What Is the Pseudoinverse of a Matrix?

The pseudoinverse is an extension of the concept of the inverse of a nonsingular square matrix to singular matrices and rectangular matrices. It is one of many generalized inverses, but the one most useful in practice as it has a number of special properties.

The pseudoinverse of a matrix A\in\mathbb{C}^{m\times n} is an n \times m matrix X that satisfies the Moore–Penrose conditions

\notag \begin{array}{rcrc}  \mathrm{(1)}   &    AXA = A,  \; & \mathrm{(2)} & XAX=X,\\  \mathrm{(3)} & (AX)^* = AX, \; & \mathrm{(4)} & (XA)^* = XA. \end{array}

Here, the superscript * denotes the conjugate transpose. It can be shown that there is a unique X satisfying these equations. The pseudoinverse is denoted by A^+; some authors write A^\dagger.

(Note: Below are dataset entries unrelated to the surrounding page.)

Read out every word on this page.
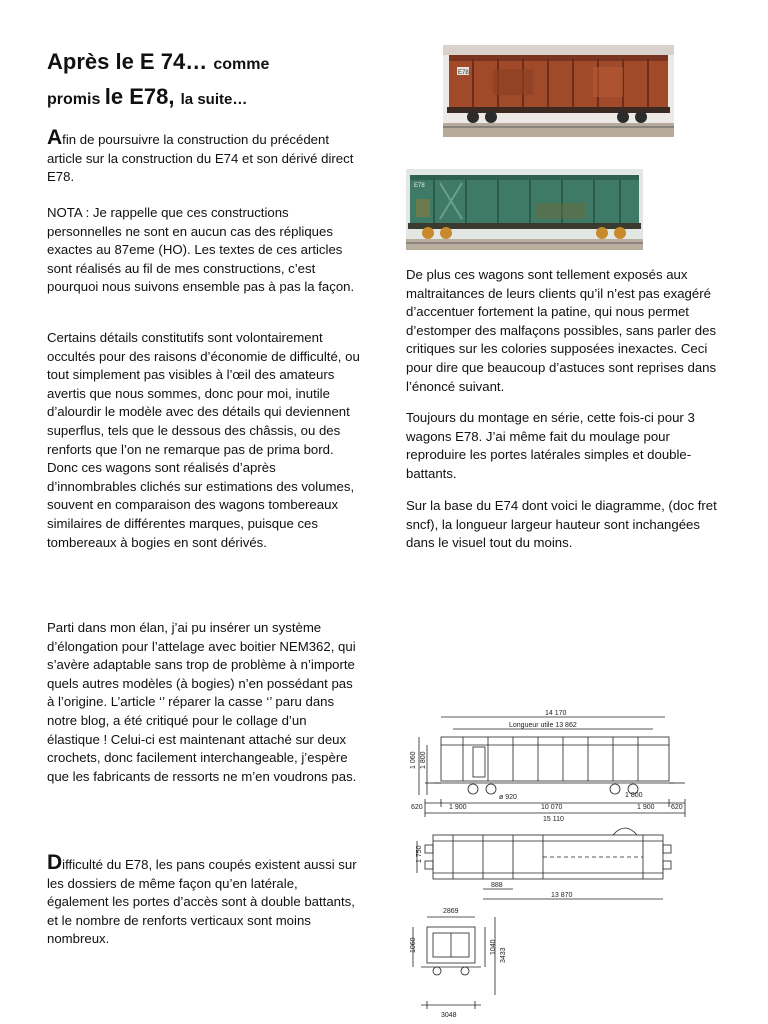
Après le E 74… comme
promis le E78, la suite…

Afin de poursuivre la construction du précédent article sur la construction du E74 et son dérivé direct E78.

NOTA : Je rappelle que ces constructions personnelles ne sont en aucun cas des répliques exactes au 87eme (HO). Les textes de ces articles sont réalisés au fil de mes constructions, c’est pourquoi nous suivons ensemble pas à pas la façon.

Certains détails constitutifs sont volontairement occultés pour des raisons d’économie de difficulté, ou tout simplement pas visibles à l’œil des amateurs avertis que nous sommes, donc pour moi, inutile d’alourdir le modèle avec des détails qui deviennent superflus, tels que le dessous des châssis, ou des renforts que l’on ne remarque pas de prima bord. Donc ces wagons sont réalisés d’après d’innombrables clichés sur estimations des volumes, souvent en comparaison des wagons tombereaux similaires de différentes marques, puisque ces tombereaux à bogies en sont dérivés.

Parti dans mon élan, j’ai pu insérer un système d’élongation pour l’attelage avec boitier NEM362, qui s’avère adaptable sans trop de problème à n’importe quels autres modèles (à bogies) n’en possédant pas à l’origine. L’article ‘’ réparer la casse ‘’ paru dans notre blog, a été critiqué pour le collage d’un élastique ! Celui-ci est maintenant attaché sur deux crochets, donc facilement interchangeable, j’espère que les fabricants de ressorts ne m’en voudrons pas.

Difficulté du E78, les pans coupés existent aussi sur les dossiers de même façon qu’en latérale, également les portes d’accès sont à double battants, et le nombre de renforts verticaux sont moins nombreux.

E78
E78

De plus ces wagons sont tellement exposés aux maltraitances de leurs clients qu’il n’est pas exagéré d’accentuer fortement la patine, qui nous permet d’estomper des malfaçons possibles, sans parler des critiques sur les colories supposées inexactes. Ceci pour dire que beaucoup d’astuces sont reprises dans l’énoncé suivant.

Toujours du montage en série, cette fois-ci pour 3 wagons E78. J’ai même fait du moulage pour reproduire les portes latérales simples et double-battants.

Sur la base du E74 dont voici le diagramme, (doc fret sncf), la longueur largeur hauteur sont inchangées dans le visuel tout du moins.

14 170
Longueur utile 13 862
1 060 1 800
ø 920	1 800
620	1 900	10 070	1 900 620
15 110
1 750
888
13 870
2869
1060	1040
3433
3048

The most important property of the pseudoinverse is that for any system of linear equations Ax = b (overdetermined or underdetermined) x = A^+b minimizes \|Ax - b\|_2 and has the minimum 2-norm over all minimizers. In other words, the pseudoinverse provides the minimum 2-norm least squares solution to Ax = b.

The pseudoinverse can be expressed in terms of the singular value decomposition (SVD). If A = U\Sigma V^* is an SVD, where the m\times m matrix U and n\times n matrix V are unitary and \Sigma = \mathrm{diag}(\sigma_1,\dots , \sigma_p) with \sigma_1 \ge \sigma_2 \ge \cdots \ge \sigma_r > \sigma_{r+1} = \cdots =\sigma_p = 0 (so that \mathrm{rank}(A) = r) with p = \min(m,n), then

\notag    A^+ = V\mathrm{diag}(\sigma_1^{-1},\dots,\sigma_r^{-1},0,\dots,0)U^*,    \qquad (1)

where the diagonal matrix is n\times m. This formula gives an easy way to prove many identities satisfied by the pseudoinverse. In MATLAB, the function pinv computes A^+ using this formula.

From the Moore–Penrose conditions or (1) it can be shown that (A^+)^+ = A and (A^*)^+ = (A^+)^*.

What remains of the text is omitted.